C'est un petit coup de frein à la consommation des Américains: les ventes de détail ont reculé le mois dernier aux Etats-Unis de 1,3% par rapport à leur niveau de janvier. Une contre-performance qui s'explique notamment par la chute des ventes d'automobiles.

Selon les chiffres publiés aujourd'hui par le département du Commerce, les ventes de détail hors automobile ont baissé en février de 0,4%. Globalement, ces chiffres sont inférieurs aux attentes des économistes, qui tablaient sur un recul de 0,9% des ventes globales et de 0,5% des ventes hors automobile.

Ce tassement de la consommation le mois dernier est le plus important observé depuis l'été 2005. Mais il fait suite à une progression revue à la hausse pour janvier: +2,9% pour les ventes de détail au lieu de 2,3% estimés jusqu'ici, et +2,6% hors automobile, contre 2,2% annoncés précédemment.

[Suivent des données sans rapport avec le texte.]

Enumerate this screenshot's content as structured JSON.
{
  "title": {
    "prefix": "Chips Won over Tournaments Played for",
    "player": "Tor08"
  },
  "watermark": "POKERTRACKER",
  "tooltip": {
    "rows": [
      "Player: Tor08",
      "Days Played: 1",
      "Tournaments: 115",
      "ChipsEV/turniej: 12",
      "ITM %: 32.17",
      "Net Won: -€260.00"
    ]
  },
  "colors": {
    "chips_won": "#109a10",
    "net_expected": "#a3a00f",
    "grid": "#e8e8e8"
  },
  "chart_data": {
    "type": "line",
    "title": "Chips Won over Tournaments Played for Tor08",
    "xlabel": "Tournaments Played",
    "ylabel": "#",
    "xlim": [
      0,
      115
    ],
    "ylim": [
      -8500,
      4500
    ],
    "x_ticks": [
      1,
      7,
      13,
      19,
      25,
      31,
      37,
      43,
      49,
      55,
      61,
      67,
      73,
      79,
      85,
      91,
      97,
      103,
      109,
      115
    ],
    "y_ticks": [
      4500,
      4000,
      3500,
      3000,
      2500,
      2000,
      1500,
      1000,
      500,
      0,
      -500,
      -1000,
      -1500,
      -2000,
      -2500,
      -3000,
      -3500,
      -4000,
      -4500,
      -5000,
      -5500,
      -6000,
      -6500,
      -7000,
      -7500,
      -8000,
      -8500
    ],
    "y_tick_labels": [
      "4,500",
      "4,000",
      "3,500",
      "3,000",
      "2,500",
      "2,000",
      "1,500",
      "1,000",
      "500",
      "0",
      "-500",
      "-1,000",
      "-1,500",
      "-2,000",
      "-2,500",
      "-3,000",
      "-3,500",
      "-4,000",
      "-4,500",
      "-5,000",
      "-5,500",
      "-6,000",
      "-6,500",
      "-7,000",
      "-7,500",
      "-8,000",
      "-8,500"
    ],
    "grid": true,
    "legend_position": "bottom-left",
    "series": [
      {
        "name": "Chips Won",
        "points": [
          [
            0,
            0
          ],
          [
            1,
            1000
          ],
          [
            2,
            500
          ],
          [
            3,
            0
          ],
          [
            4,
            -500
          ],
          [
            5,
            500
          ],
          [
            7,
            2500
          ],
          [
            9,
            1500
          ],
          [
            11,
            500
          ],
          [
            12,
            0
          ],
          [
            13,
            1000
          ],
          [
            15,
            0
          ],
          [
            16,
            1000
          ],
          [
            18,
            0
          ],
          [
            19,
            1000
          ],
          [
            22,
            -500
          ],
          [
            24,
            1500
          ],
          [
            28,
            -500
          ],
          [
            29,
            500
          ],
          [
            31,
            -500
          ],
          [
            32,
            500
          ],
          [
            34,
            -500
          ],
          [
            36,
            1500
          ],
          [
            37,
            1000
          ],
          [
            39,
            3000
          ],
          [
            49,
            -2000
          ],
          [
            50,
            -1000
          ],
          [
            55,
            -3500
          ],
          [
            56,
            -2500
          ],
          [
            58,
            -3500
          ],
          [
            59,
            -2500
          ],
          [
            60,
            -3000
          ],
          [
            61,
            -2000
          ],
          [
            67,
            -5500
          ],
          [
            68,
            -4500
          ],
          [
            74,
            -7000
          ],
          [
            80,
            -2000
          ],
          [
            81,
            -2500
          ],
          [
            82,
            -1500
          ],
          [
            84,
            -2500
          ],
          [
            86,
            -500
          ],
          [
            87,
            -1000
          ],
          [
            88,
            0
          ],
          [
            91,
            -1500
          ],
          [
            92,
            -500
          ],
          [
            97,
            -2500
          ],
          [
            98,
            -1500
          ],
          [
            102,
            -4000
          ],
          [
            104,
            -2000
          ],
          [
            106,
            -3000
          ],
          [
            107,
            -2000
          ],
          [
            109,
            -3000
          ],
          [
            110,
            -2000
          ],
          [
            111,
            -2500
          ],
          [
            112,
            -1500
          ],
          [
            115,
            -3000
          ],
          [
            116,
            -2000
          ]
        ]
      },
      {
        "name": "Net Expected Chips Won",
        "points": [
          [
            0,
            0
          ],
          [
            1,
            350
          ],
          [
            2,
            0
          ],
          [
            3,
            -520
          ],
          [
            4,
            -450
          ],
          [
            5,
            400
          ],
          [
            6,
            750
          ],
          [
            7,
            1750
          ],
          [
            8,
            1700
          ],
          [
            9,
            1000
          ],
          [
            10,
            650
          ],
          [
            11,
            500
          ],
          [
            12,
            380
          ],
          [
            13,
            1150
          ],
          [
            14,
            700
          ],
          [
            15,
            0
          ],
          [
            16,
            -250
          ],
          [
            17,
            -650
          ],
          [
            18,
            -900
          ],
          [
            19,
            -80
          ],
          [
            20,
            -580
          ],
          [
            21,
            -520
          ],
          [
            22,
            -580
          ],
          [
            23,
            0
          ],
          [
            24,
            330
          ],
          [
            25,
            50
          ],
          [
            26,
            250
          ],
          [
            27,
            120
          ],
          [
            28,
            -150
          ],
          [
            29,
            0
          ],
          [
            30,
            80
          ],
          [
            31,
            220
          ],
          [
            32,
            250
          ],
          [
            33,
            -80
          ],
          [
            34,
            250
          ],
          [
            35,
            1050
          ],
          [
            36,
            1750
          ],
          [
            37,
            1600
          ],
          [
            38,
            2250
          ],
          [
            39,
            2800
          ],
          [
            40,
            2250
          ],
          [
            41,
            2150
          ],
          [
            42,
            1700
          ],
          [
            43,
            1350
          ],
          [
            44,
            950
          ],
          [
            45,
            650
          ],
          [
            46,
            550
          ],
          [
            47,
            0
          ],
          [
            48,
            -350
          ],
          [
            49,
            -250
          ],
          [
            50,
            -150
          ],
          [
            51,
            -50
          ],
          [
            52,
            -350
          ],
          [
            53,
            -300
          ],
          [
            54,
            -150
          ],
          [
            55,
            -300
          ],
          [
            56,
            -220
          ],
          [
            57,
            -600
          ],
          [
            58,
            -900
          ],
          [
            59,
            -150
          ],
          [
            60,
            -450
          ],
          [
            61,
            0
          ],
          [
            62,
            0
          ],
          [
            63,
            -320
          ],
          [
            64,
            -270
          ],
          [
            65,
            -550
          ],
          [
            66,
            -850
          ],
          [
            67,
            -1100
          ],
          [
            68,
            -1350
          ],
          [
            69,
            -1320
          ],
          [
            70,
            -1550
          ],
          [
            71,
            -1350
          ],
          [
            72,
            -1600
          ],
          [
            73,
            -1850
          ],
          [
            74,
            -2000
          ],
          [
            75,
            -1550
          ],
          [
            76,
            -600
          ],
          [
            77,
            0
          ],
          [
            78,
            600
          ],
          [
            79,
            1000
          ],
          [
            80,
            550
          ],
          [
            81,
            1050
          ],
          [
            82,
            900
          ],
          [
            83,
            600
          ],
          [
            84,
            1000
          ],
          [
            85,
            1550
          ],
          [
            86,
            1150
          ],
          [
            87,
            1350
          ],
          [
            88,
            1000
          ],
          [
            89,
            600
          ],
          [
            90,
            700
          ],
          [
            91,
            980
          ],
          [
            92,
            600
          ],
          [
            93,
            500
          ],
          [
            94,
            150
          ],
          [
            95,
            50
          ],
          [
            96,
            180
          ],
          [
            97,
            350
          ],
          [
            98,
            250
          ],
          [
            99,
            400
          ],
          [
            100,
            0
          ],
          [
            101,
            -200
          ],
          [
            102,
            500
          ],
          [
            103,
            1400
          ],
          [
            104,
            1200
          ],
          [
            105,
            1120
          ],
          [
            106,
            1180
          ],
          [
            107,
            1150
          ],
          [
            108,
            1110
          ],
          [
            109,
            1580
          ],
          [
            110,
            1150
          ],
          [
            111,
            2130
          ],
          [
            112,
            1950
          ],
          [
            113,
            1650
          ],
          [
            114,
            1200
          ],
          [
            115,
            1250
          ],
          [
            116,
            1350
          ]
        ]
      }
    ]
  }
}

Autre élément qui incite à relativiser l'importance de ce repli: sur un an, les ventes de détail continuent à s'afficher en nette hausse, de 6,7% dans leur ensemble et de 8,9% hors automobile. Et c'est bien la volatilité des ventes d'automobiles qui explique l'essentiel de ce mouvement: celles-ci ont reculé de 4,6% en février, après avoir progressé de 4,2% le mois précédent...

Au total, estime Marie-Pierre Ripert, économiste chez Ixis CIB, "la chute des ventes de détail en février est clairement une correction à la baisse après les chiffres très forts de janvier". L'économiste, qui prévoit un petit rebond en mars, s'attend toujours à une augmentation significative de la consommation sur l'ensemble du premier trimestre 2006, "probablement de 4,7% en taux annuel".

Simultanément, le département du Commerce a publié les chiffres des comptes courants des Etats-Unis en 2005. Sans surprise, ces derniers font apparaître un déficit historique de 804,9 milliards de dollars, en lourde aggravation par rapport aux 668,1 milliards de dollars de 2004. Ce chiffre résulte mécaniquement de la dégradation record de la balance commerciale, qui s'est établie à 781,6 milliards de dollars l'année dernière.